Momento en el que la policía captura a Gavrilo Princip en Sarajevo el 28 de junio de 1914, minutos después del asesinato del archiduque austrohúngaro Francisco Fernando.
Las efemérides de la Gran Guerra se hacen buen eco estos días. No durará mucho en el tiempo (más en las librerías con tropecientos ejemplares oportunos) pero sí quizás lo suficiente para que nos enteremos un poco mejor de lo que fue aquello. Y eso que la LOGSE ya lo despachó con un par de páginas en los libros de texto.
Lo bueno de ver las cosas a toro pasado es que cualquier juntaletras con blog inoportuno te hace un resumen de lo que pasó en una frase. Me lo pido. Después de repartirse el pastel colonial en la infame Conferencia de Berlín, imperios, naciones, diplomáticos y peña de gatillo fácil se pican, se ponen farrucos, amenazan, se lo creen y aprovechan la mínima excusa para pegar el primer petardazo. FIN. Aplausos… Bueno, aplausos no. El resultado no fue de vodevil barato: casi diez millones de muertos, el mundo (sobre todo Europa) cambiado de arriba a abajo, y de propina un sabroso caldo de cultivo para que los fascismos y el comunismo más brutal se frotasen las manos.
«A París en seis semanas», decían los soldados alemanes que iban al frente. Confiaban en el progreso tecnológico, en sus gobernantes, en el «todo irá bien»… que en poco más de mes y medio montarían una tienda de Bratwürsts en Saint-Germain. Y quien dice alemán, dice francés, turco, austriaco, húngaro, ruso, o inglés (perdón, británico). La carne de cañón no entiende de pasaportes.
Me gusta llamarla, en efecto, la Gran Guerra, como los de la época, en lugar de I Guerra Mundial. Cómo debió ser, qué tremendo impacto debió causar para que, después de milenios repartiendo estopa entre nosotros, se la denominase superlativa. Me pregunto si la sociedad era consciente de haber andado por el alambre a pesar de que le progreso y el avance eran evidentes. Si, como ahora, se sabían en manos de gentuza sin escrúpulos. Si, como ahora, la amenaza de los nacionalismos se infravaloraba. Si, como ahora, los intereses comunes se subordinan a los económicos de unos pocos. Si, como ahora, el hombre estaba hecho para el sábado. En definitiva, si era como ahora.
La estupidez demostrada por los vencedores en el Tratado de Versalles me recuerda peligrosamente a los ridículos y triviales pactos errados de nuestra Unión Europea. Capaz de poner un piloto tocapelotas en tu coche si no te abrochas el cinturón pero impasible y sumisa ante las zarpas del oso ruso, por poner sólo un ejemplo. La panorámica actual es una oda al fracaso.

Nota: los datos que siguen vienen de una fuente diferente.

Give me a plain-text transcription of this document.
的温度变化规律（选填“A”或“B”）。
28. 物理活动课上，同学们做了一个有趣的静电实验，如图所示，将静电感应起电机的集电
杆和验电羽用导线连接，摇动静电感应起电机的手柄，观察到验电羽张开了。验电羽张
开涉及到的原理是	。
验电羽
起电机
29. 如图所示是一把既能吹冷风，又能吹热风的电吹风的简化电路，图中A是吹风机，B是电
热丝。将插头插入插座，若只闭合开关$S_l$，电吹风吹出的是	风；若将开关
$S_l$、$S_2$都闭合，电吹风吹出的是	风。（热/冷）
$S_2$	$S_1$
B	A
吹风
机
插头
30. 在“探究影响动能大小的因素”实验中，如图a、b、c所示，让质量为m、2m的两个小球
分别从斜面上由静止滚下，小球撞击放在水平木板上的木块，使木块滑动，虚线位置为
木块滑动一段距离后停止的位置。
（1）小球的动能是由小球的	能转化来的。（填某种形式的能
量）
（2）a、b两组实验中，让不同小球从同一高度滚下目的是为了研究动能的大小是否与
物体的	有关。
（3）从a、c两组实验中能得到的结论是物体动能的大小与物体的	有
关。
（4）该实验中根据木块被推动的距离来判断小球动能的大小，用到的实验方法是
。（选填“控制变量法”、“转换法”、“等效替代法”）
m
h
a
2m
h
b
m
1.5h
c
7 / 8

El cortijo franco-alemán se resquebraja con el ascenso de la extrema y antieuropeísta derecha gala (ojo, la cuna de la liberté, égalité y bla bla bla; que tire la primera piedra quien…); los británicos están deseando pirarse, los PIGS nos hundimos en la miseria, y los países nórdicos, adalides del estado de bienestar, se huelen la tostá y endurecen sus requisitos de inmigración. En definitiva, los Estados Unidos de Europa se han ido al carajo.
Pero esta caterva de despropósitos no son flor de un día. La falta de identidad, el mercadeo de principios, empezó hace mucho tiempo y se consumó con el reinado de la indiferencia. Esa indiferencia tan europea de la que ya pecaron los diplomáticos de principios de siglo. Esa misma indiferencia negligente del fiera de Chamberlain cuando sirvió con bandeja de plata los Sudetes a Adolfo. ¿De qué me suena a mí esto? Si Europa renuncia a sus principios, basados en los pilares de la filosofía griega, el derecho romano y la religión cristiana, ¿qué nos queda? ¿El modelo laboral tiránico de los chinos? ¿El fanatismo religioso de la Yihad? ¿El modelo bolivariano? No, gracias. Prefiero a mi Erasmo de Rotterdam, a mi Albert Camus, a mi Séneca, a mi Aristóteles, a mi Cicerón, a mi Churchill, a mi Baltasar Gracián…
En cualquier caso, tendremos, seguro, una nueva oportunidad de levantarnos, pues la Historia nos señala que la pelota tarde o temprano vuelve siempre a tu tejado. No estaría mal prepararnos para ese momento. Es nuestro deber.
El fútbol es un milagro que le permitió a Europa odiarse sin destruirse.